I love the name of your blog; it's one of those, "I wish I'd thought of it first, and could pretend it was my idea and use it" moments in my life. My husband is against anti-persperants, so we only use deoderants, but I guess my body's still full of bad things anyway. I don't eat organic fruit, either. I think I'm stock full of chemicals. He doesn't like anti-persperants, because they stain your clothing, and just deoderant doesn't.
Thora--Thank you. I do love my blog's name. In addition to being a cool name, it has taught me how to spell superfluous which is an all around useful word!
Thanks for your kind comments on my blog.
I, too, suffer from the underarm (and other unmentionable places)stank. I tried using a few organic or natural deodorants like you, but found that they either didn't work or stained my clothes though they did provide a nice lemony fragrance.

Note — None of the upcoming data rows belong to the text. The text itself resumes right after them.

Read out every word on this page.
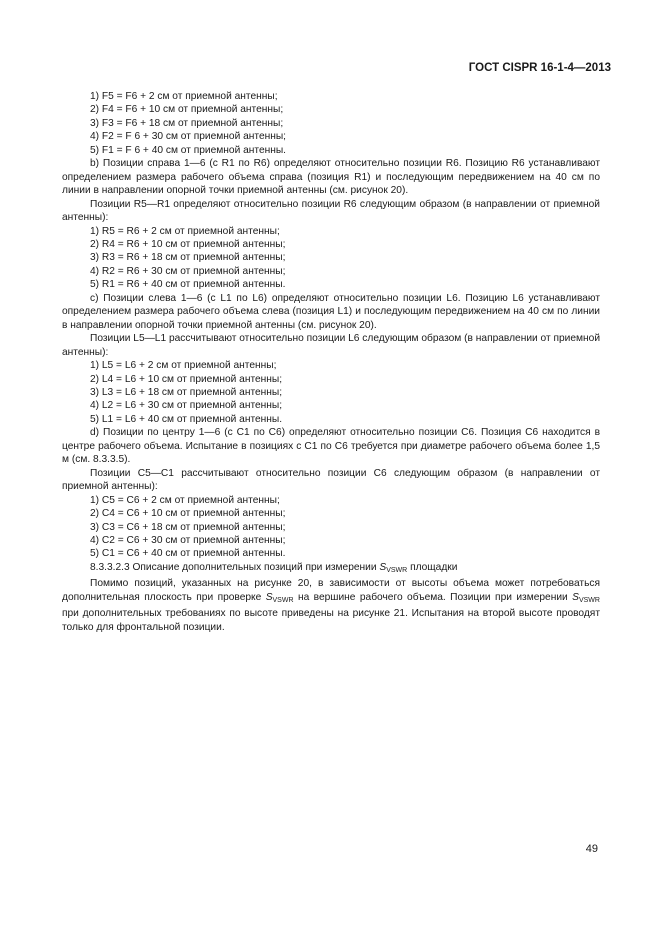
ГОСТ CISPR 16-1-4—2013

1) F5 = F6 + 2 см от приемной антенны;

2) F4 = F6 + 10 см от приемной антенны;

3) F3 = F6 + 18 см от приемной антенны;

4) F2 = F 6 + 30 см от приемной антенны;

5) F1 = F 6 + 40 см от приемной антенны.

b) Позиции справа 1—6 (с R1 по R6) определяют относительно позиции R6. Позицию R6 устанавливают определением размера рабочего объема справа (позиция R1) и последующим передвижением на 40 см по линии в направлении опорной точки приемной антенны (см. рисунок 20).

Позиции R5—R1 определяют относительно позиции R6 следующим образом (в направлении от приемной антенны):

1) R5 = R6 + 2 см от приемной антенны;

2) R4 = R6 + 10 см от приемной антенны;

3) R3 = R6 + 18 см от приемной антенны;

4) R2 = R6 + 30 см от приемной антенны;

5) R1 = R6 + 40 см от приемной антенны.

c) Позиции слева 1—6 (с L1 по L6) определяют относительно позиции L6. Позицию L6 устанавливают определением размера рабочего объема слева (позиция L1) и последующим передвижением на 40 см по линии в направлении опорной точки приемной антенны (см. рисунок 20).

Позиции L5—L1 рассчитывают относительно позиции L6 следующим образом (в направлении от приемной антенны):

1) L5 = L6 + 2 см от приемной антенны;

2) L4 = L6 + 10 см от приемной антенны;

3) L3 = L6 + 18 см от приемной антенны;

4) L2 = L6 + 30 см от приемной антенны;

5) L1 = L6 + 40 см от приемной антенны.

d) Позиции по центру 1—6 (с C1 по C6) определяют относительно позиции C6. Позиция C6 находится в центре рабочего объема. Испытание в позициях с C1 по C6 требуется при диаметре рабочего объема более 1,5 м (см. 8.3.3.5).

Позиции C5—C1 рассчитывают относительно позиции C6 следующим образом (в направлении от приемной антенны):

1) C5 = C6 + 2 см от приемной антенны;

2) C4 = C6 + 10 см от приемной антенны;

3) C3 = C6 + 18 см от приемной антенны;

4) C2 = C6 + 30 см от приемной антенны;

5) C1 = C6 + 40 см от приемной антенны.

8.3.3.2.3 Описание дополнительных позиций при измерении $S_{VSWR}$ площадки

Помимо позиций, указанных на рисунке 20, в зависимости от высоты объема может потребоваться дополнительная плоскость при проверке $S_{VSWR}$ на вершине рабочего объема. Позиции при измерении $S_{VSWR}$ при дополнительных требованиях по высоте приведены на рисунке 21. Испытания на второй высоте проводят только для фронтальной позиции.

49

I'm glad that you found something that you like and that WORKS to boot!
I stink too. Together we could have formed a covert Sisterhood of Stinkiness!
My Papi worries about our girls using chemical deodorants. He said that in Mexico they use lemon. Yeah well, the heat is more intense where we live and lemon just ain't gonna cut it.
I discovered last week that my when my pits smell like dead skunk the best remedy is to soak a paper towel with hydrogen peroxide and then put it in my pits. Listerine also works. It kills the funk bacteria.